Por eso es importantísimo regular un sistema migratorio, que nos sirva para resolver este problema y que no sea el gallo de pelea que utilizan siempre los partidos más eurófobos o populistas para agitar en el Parlamento, los Gobiernos Nacionales o el proyecto europeo. 

Ahora vamos a mirar al Sahel, donde grupos terroristas cada día están ganando fuerzas, sobre todo los terroristas de Daesh que han conseguido huir de Irak y de Siria que se están reorganizando. También los grupos locales de Al-Qaeda… Ahí Europa, no solo España, (Francia y España son los más concienciados con tropas formando al ejército de Mali), debería tener más atención esta zona. Estos grupos terroristas también utilizan Libia con las mafias de tráfico de personas constituyendo una verdadera desestabilización en Europa.
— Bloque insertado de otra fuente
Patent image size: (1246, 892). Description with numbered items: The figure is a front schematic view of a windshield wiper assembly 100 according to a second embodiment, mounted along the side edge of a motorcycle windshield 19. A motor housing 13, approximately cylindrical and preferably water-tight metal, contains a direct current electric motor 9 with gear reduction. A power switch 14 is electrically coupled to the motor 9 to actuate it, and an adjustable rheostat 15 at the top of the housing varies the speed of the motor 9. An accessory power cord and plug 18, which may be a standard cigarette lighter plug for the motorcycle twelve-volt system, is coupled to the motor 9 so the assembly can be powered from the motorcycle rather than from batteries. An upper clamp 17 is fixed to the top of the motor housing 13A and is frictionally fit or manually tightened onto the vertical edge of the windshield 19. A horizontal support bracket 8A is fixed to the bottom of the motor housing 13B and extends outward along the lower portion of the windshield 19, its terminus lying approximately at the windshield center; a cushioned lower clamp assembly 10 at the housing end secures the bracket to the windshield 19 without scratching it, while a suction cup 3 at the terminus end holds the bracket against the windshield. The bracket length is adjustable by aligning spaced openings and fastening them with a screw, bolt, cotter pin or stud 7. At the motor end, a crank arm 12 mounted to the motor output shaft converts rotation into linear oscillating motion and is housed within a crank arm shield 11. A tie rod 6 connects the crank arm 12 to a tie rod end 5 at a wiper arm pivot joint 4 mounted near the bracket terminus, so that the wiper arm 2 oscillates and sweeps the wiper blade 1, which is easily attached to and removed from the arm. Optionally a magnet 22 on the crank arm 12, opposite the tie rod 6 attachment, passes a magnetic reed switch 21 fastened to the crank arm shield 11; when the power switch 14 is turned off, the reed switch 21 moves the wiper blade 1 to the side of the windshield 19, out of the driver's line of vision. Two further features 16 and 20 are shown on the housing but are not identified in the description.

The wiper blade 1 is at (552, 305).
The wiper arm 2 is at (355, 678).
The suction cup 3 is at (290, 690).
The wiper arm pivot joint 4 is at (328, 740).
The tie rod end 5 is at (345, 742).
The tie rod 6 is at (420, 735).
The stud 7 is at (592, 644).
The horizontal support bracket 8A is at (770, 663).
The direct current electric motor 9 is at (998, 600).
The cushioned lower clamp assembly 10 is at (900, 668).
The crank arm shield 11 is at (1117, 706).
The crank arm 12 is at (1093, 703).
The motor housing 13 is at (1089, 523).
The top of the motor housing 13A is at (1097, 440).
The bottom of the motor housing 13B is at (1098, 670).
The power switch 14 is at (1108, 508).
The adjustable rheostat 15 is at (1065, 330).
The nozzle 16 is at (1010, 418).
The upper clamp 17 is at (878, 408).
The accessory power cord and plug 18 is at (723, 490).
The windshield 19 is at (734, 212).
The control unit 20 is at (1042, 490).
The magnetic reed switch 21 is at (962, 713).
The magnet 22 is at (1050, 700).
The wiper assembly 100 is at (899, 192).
Tienes razón, hay que poner más atención a esa zona del mundo. Y creo que, lamentablemente, en Europa nos acordamos de esos territorios cuando nos ponen una bomba en la puerta de una mezquita en Francia, o cuando nos enfrentamos en un nuevo ataque violento por parte del terrorismo internacional. 

En España tenemos mucha experiencia con esto es verdad. Además, muchas de las directivas de cooperación judicial están inspiradas en el modelo español, en la lucha con el terrorismo sobre todo el internacional.

Ahí hemos avanzado mucho, yo diría que, en la pasada legislatura, si algo supimos hacer bien, aunque en el tema de la inmigración no conseguimos resolverlo, fue el tema de la lucha contra el terrorismo internacional. 

Avanzamos en poder penalizar a la gente que estaba financiando a las personas que se van allí para formarse como terroristas y volver. En la incautación de bienes, capitales, en muchísimas áreas hemos conseguido tener un sistema jurídico y una cooperación policial y judicial que funciona. 

Ahora, hay que poner más atención en el Sahel y también invertir en esa zona dinero. Al final los terroristas suelen ser gente desesperada, que no ven otro futuro y que acaban siendo absorbidas por algún movimiento radical. Si quizás hubieran tenido una oportunidad unos años antes, nunca hubieran acabado ahí. Hay que verlo desde ese punto de vista.